Kepada para penyembah matahari, beliau pun berkata;
فَلَمَّا رَأَى الشَّمْسَ بَازِغَةً قَالَ هَذَا رَبِّي هَذَا أَكْبَرُ فَلَمَّا أَفَلَتْ قَالَ يَاقَوْمِ إِنِّي بَرِيءٌ مِمَّا تُشْرِكُونَ
“Kemudian tatkala ia melihat matahari terbit, dia berkata, ‘Inilah Tuhanku, ini yang lebih besar.’ Maka, tatkala matahari itu terbenam, dia berkata, ‘Hai kaumku, sesungguhnya aku berlepas diri dari apa yang kamu persekutukan’.” (QS. Al An’am: 78)

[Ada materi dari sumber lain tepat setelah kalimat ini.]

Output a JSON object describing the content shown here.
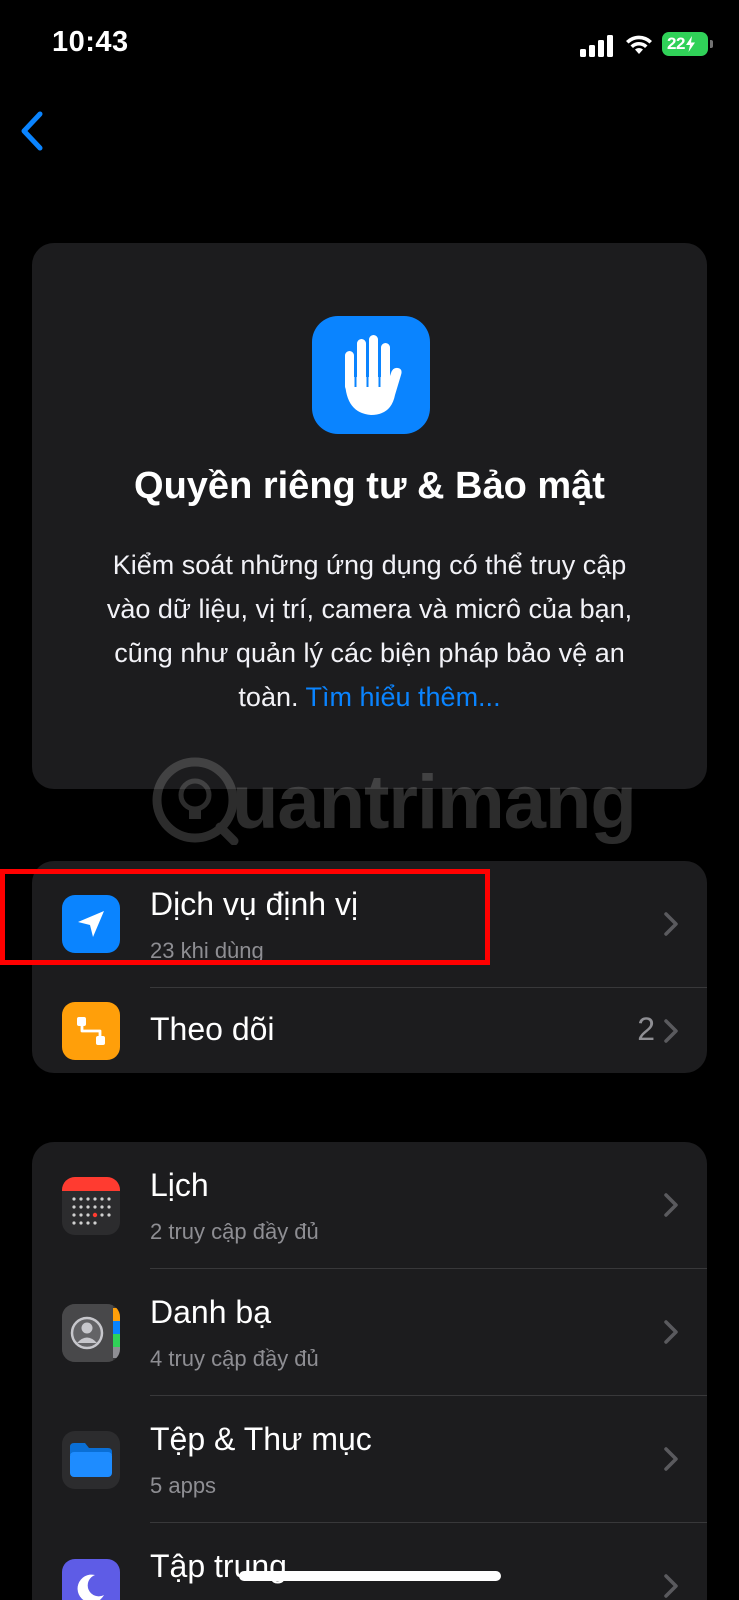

Beliau kemudian menutup dialog kepada kaumnya dan menegaskan bahwa beliau berada di atas agama tauhid;
إِنِّي وَجَّهْتُ وَجْهِيَ لِلَّذِي فَطَرَ السَّمَاوَاتِ وَالْأَرْضَ حَنِيفًا وَمَا أَنَا مِنَ الْمُشْرِكِينَ
“Sesungguhnya aku menghadapkan diriku kepada Rabb yang menciptakan langit dan bumi, dengan cenderung kepada agama yang benar, dan aku bukanlah termasuk orang-orang yang mempersekutukan Tuhan.” (QS. Al An’am: 79)
Kaumnya pun tidak terima karena mereka dikatakan berbuat kesyirikan. Bahkan, kaumnya menakut-nakuti Nabi Ibrahim dengan sesembahan mereka. Akan tetapi, Nabi Ibrahim tidak peduli terhadap ancaman mereka. (Lihat kelanjutan ayat QS. Al An’am: 80-81)
Akhirnya Nabi Ibrahim alaihissalam pun diusir oleh kaumnya dari Harran. Nabi Ibrahim membawa istrinya Sarah dari Harran melintasi negeri Mesir.(*)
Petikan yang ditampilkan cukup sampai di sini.